I was in college when I studied it - I would have taken that as a class even if Rutgers had offered it, which I don't think it did.

You probably already knew about this, but I don't think we can discuss JKR and tarot without mentioning the founder's artifacts: a sword for Gryffindor, a cup for Hufflepuff, and a disk for Slytherin, matching three of the four tarot suits. So the fourth must be Ravenclaw's wand, and is likely the wand seen on a purple cushion in Ollivander's shop in the first book.

I'd completely forgotten about Ollivander's wand.

I did remember the Tarot symbols for each house, and how off they are.

If I were to place the Houses into suits, Gryffindor (fire) would be wands, Hufflepuff (earth) would be discs, Ravenclaw (air) would be swords and Slytherin (water) would be cups. So, yes, since the other suits have been placed, Ravenclaw must be wands, and that wand is the most likely thing.

I wonder how or if Voldie got his hands on it? He didn't get to the Gryffindor sword.

(here from the daily_snitch)

Well, Ollivander said that Voldie bought his wand from the shop, so he had the opportunity then- but somehow I don't think he was making Horcruxes at age 11. There's probably some long involved story behind how he got to it- it could be through Borgin and Burkes, or maybe he's got some sort of hold on Ollivander. I think he did get to it, because why else would Ollivander disappear? Either Ollivander knows what Voldie did to the wand and thustly went underground, or Voldie knows what Voldie did to the wand and kidnapped Ollivander, thus covering a base.

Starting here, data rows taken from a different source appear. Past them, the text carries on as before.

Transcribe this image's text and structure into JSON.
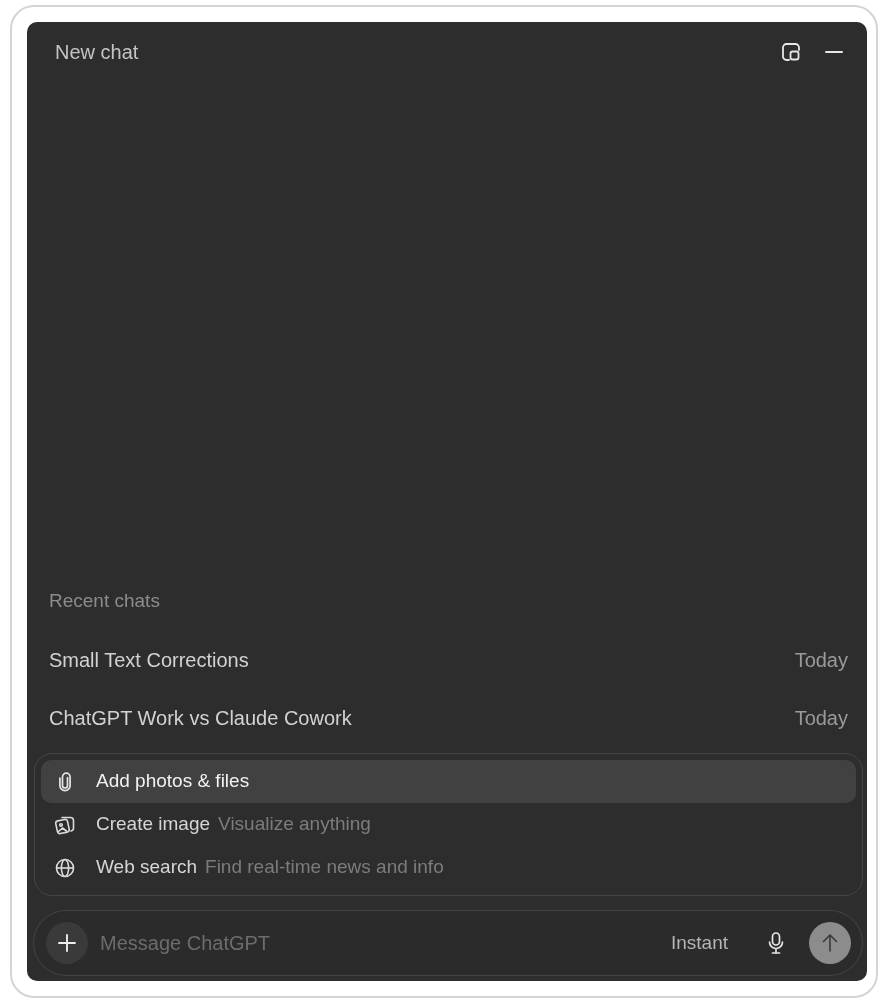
{
  "window": {
    "title": "New chat"
  },
  "recent_chats": {
    "heading": "Recent chats",
    "items": [
      {
        "title": "Small Text Corrections",
        "date": "Today"
      },
      {
        "title": "ChatGPT Work vs Claude Cowork",
        "date": "Today"
      }
    ]
  },
  "attach_menu": {
    "items": [
      {
        "kind": "files",
        "label": "Add photos & files",
        "selected": true
      },
      {
        "kind": "image",
        "label": "Create image",
        "description": "Visualize anything",
        "selected": false
      },
      {
        "kind": "search",
        "label": "Web search",
        "description": "Find real-time news and info",
        "selected": false
      }
    ]
  },
  "composer": {
    "placeholder": "Message ChatGPT",
    "model": "Instant"
  }
}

It's anyone's guess which it is.

Re: (here from the daily_snitch)

I was wondering if that's why Ollivander's left.

On the other hand, Fortescue is gone, as well. Not that that needs to mean anything.

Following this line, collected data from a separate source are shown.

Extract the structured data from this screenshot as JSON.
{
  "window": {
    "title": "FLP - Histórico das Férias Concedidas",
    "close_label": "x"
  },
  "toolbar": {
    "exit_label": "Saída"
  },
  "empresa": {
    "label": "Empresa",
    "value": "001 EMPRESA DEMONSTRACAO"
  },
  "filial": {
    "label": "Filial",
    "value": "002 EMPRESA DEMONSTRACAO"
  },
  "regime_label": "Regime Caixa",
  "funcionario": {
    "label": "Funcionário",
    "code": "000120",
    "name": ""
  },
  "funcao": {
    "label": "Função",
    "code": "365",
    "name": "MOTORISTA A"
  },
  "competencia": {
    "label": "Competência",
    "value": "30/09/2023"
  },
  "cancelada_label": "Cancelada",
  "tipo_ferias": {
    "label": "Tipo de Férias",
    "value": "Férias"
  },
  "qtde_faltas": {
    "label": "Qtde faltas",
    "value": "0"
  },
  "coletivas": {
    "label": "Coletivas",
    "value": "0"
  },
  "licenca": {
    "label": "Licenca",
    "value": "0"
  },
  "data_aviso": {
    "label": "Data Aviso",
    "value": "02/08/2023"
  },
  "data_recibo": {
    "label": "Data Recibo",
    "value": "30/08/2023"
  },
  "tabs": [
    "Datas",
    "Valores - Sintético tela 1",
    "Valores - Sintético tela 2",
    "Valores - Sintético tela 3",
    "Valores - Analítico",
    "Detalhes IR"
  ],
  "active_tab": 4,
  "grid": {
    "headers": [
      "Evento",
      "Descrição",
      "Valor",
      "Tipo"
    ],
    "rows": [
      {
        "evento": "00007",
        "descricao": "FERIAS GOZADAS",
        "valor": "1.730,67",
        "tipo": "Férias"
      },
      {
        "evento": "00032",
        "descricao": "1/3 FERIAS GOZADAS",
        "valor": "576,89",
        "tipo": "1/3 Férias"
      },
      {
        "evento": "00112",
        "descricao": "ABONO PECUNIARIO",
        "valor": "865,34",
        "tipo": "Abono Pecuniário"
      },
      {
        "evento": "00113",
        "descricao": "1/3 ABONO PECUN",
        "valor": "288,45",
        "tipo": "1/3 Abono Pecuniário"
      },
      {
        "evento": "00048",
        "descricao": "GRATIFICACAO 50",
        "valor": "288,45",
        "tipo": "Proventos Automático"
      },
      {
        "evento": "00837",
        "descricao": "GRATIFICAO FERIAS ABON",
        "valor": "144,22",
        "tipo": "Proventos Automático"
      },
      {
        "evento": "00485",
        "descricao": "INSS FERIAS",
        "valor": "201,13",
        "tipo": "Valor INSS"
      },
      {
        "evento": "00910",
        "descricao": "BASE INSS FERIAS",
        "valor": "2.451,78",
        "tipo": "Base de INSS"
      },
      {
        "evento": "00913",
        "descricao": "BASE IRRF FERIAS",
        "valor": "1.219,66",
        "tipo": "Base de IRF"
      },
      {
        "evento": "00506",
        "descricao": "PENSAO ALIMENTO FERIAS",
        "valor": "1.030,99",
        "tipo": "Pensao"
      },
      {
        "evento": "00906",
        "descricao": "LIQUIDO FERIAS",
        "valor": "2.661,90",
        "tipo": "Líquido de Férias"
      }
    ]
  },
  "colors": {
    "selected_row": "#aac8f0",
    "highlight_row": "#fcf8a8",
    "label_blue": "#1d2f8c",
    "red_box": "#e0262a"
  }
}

Re: (here from the daily_snitch)

Well, ice cream is sold in cups, aina?

Re: (here from the daily_snitch)

If that wand is a horcrux...and yes, I do like the theory...then I would guess that Voldie had it *before* Ollivander did. Remember, after Voldemort died, his various possessions might have gone anywhere. It makes perfect sense for Ollivander to be the holder of a rare, famous wand, if it somehow came adrift from wherever Voldie had hidden it.

As for Ollivander's disappearance: We don't know much about Ollivander, except that he's the best wandmaker in Britain, if not beyond. Making wands must require a pretty bit of magic, which means Ollivander is a very powerful and wise wizard, in his way. Ollivander might have known the significance of the wand, or Dumbledore might have tipped him off. If so, I would say Ollivander went into hiding to *protect* the wand.

Given that Fortescue's place was wrecked and that Ollivander's place was neatly packed up and emptied, I believe strongly that Ollivander went underground by choice.

Oh, then I might be in deep kimchee. I'm in a tarot deck. The New York Photographic deck, two cards. 9 of Swords and Resurrection.